Mexico buries last victim of cartel attack
>>COLONIA LEBARON: Family and friends prepared to bury yesterday the last victim of a cartel ambush that slaughtered nine American women and children from a community of US-Mexican dual citizens in a corner of northern Mexico where having gangsters in their midst has long been an unavoidable fact of life.
Christina Langford Johnson jumped out of her vehicle and waved her hands to show she was no threat to the attackers and was shot twice in the heart, community members say. Her daughter Faith Marie Johnson, 7 months old, was found unharmed in her car seat.
Her burial ceremony, the third in as many days, culminates an outpouring of grief in the closely-knit community with family ties in two Mexican states and across the border in many western US states.
The shocking attack has many in the small farming town of La Mora, established in Sonora state by their Mormon ancestors decades ago, wondering whether they should stay or leave to flee the cartel threat.
On Friday, the bodies of Rhonita Miller and four of her children were brought from La Mora to Colonia LeBaron in neighbouring Chihuahua state by a convoy of pickup trucks and SUVs that followed the same dirt-and-rock mountainous road where they were killed.

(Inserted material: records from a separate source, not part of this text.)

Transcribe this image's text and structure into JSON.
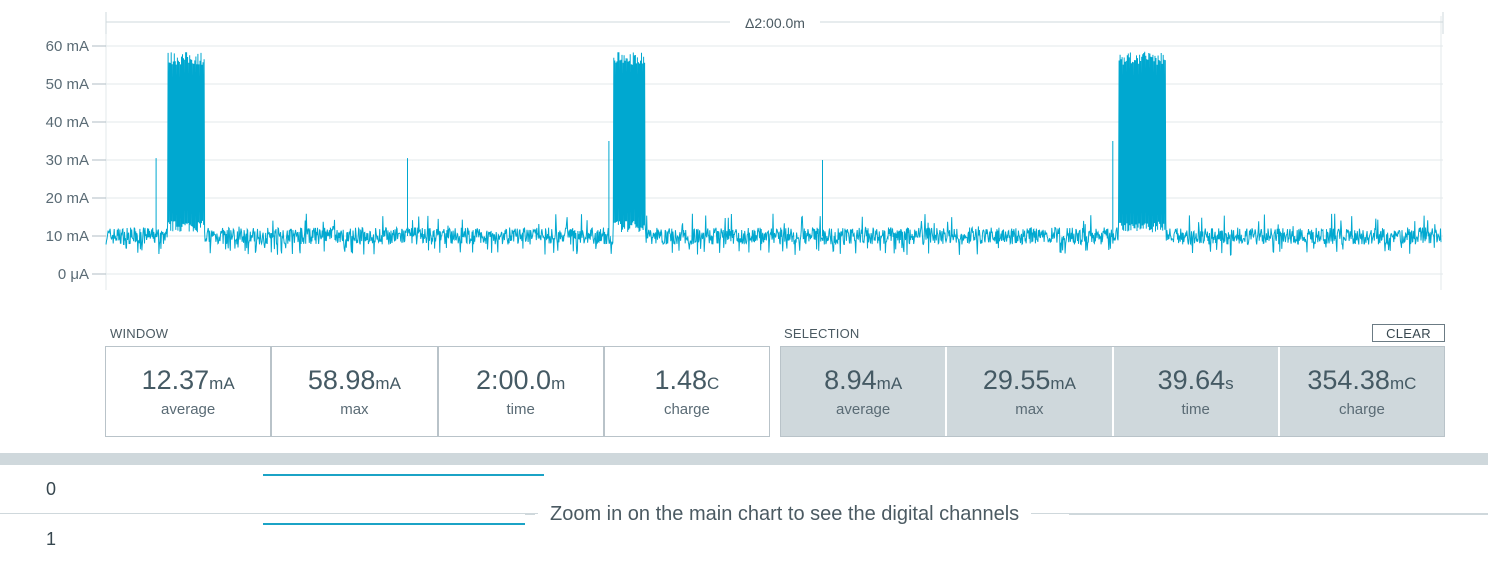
{
  "chart": {
    "delta_label": "Δ2:00.0m",
    "y_ticks": [
      "60 mA",
      "50 mA",
      "40 mA",
      "30 mA",
      "20 mA",
      "10 mA",
      "0 μA"
    ],
    "line_color": "#00a8d0"
  },
  "chart_data": {
    "type": "line",
    "title": "",
    "xlabel": "",
    "ylabel": "",
    "ylim": [
      0,
      60
    ],
    "y_unit": "mA",
    "x_range_label": "Δ2:00.0m",
    "series": [
      {
        "name": "",
        "points": [
          [
            0.0,
            10.5
          ],
          [
            1.6,
            11.0
          ],
          [
            3.1,
            10.2
          ],
          [
            4.5,
            30.5
          ],
          [
            5.0,
            9.8
          ],
          [
            5.3,
            12.0
          ],
          [
            5.5,
            57.0
          ],
          [
            7.0,
            57.5
          ],
          [
            8.8,
            58.9
          ],
          [
            9.0,
            12.0
          ],
          [
            9.2,
            8.0
          ],
          [
            16.0,
            10.5
          ],
          [
            20.0,
            11.0
          ],
          [
            26.3,
            10.8
          ],
          [
            27.1,
            30.5
          ],
          [
            27.8,
            11.0
          ],
          [
            34.0,
            12.5
          ],
          [
            40.0,
            10.5
          ],
          [
            44.6,
            10.8
          ],
          [
            45.2,
            35.0
          ],
          [
            45.6,
            57.0
          ],
          [
            47.0,
            57.5
          ],
          [
            48.4,
            58.0
          ],
          [
            48.6,
            11.0
          ],
          [
            49.0,
            8.5
          ],
          [
            55.0,
            10.5
          ],
          [
            61.0,
            10.5
          ],
          [
            64.3,
            10.8
          ],
          [
            64.4,
            30.0
          ],
          [
            64.6,
            10.8
          ],
          [
            70.0,
            11.0
          ],
          [
            80.0,
            11.5
          ],
          [
            86.0,
            10.5
          ],
          [
            89.9,
            10.8
          ],
          [
            90.5,
            35.0
          ],
          [
            91.0,
            58.5
          ],
          [
            93.0,
            57.5
          ],
          [
            95.2,
            58.2
          ],
          [
            95.4,
            11.0
          ],
          [
            96.0,
            9.0
          ],
          [
            100.0,
            10.5
          ],
          [
            110.0,
            11.0
          ],
          [
            117.0,
            10.8
          ],
          [
            120.0,
            10.5
          ]
        ]
      }
    ],
    "x_unit": "s",
    "xlim": [
      0,
      120
    ],
    "grid": true
  },
  "window": {
    "title": "WINDOW",
    "stats": [
      {
        "value": "12.37",
        "unit": "mA",
        "label": "average"
      },
      {
        "value": "58.98",
        "unit": "mA",
        "label": "max"
      },
      {
        "value": "2:00.0",
        "unit": "m",
        "label": "time"
      },
      {
        "value": "1.48",
        "unit": "C",
        "label": "charge"
      }
    ]
  },
  "selection": {
    "title": "SELECTION",
    "clear_label": "CLEAR",
    "stats": [
      {
        "value": "8.94",
        "unit": "mA",
        "label": "average"
      },
      {
        "value": "29.55",
        "unit": "mA",
        "label": "max"
      },
      {
        "value": "39.64",
        "unit": "s",
        "label": "time"
      },
      {
        "value": "354.38",
        "unit": "mC",
        "label": "charge"
      }
    ]
  },
  "digital": {
    "channels": [
      "0",
      "1"
    ],
    "message": "Zoom in on the main chart to see the digital channels"
  }
}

Many residents of the two communities that lie a five-hour, bone-jarring drive apart are related. They are not affiliated with The Church of Jesus Christ of Latter-Day Saints.
The three simple wooden coffins arrived at the cemetery about a mile east of Colonia LeBaron off a rural road flanked by cotton fields and were lowered into three graves under white tents set up to guard from the intermittent rain.
“Nita,’’ as she was affectionately known, was laid to rest in the middle grave with the remains of her 8-monthold twins, Titus and Tiana, in her arms. Twelve-year-old Howard Jr and 10-year-old Kristal were buried in their own coffins on either side.
Kenny Miller, Rhonita Miller’s fatherin-law, said she was “like an angel’’ and the children “little angels’.’
Mr Miller said that with the eyes of the world upon these communities, he hopes their deaths may not be in vain and can spotlight what he deems a nationwide concern with thousands of Mexicans mourning missing and dead loved ones amid record-setting homicide levels.
“We’ve got terrorists here,’’ he said. “I would like this to be used for people who have no voice,’’ Mr Miller said, “and I think ‘Nita’ would approve wholeheartedly.’’
What had been a largely peaceful existence in a fertile valley ringed by rugged mountains and desert scrub about 112 kilometres from the border with Arizona became increasingly dangerous in recent years as the cartels exerted their power and battled each other in a region that is a drug smuggling hotbed.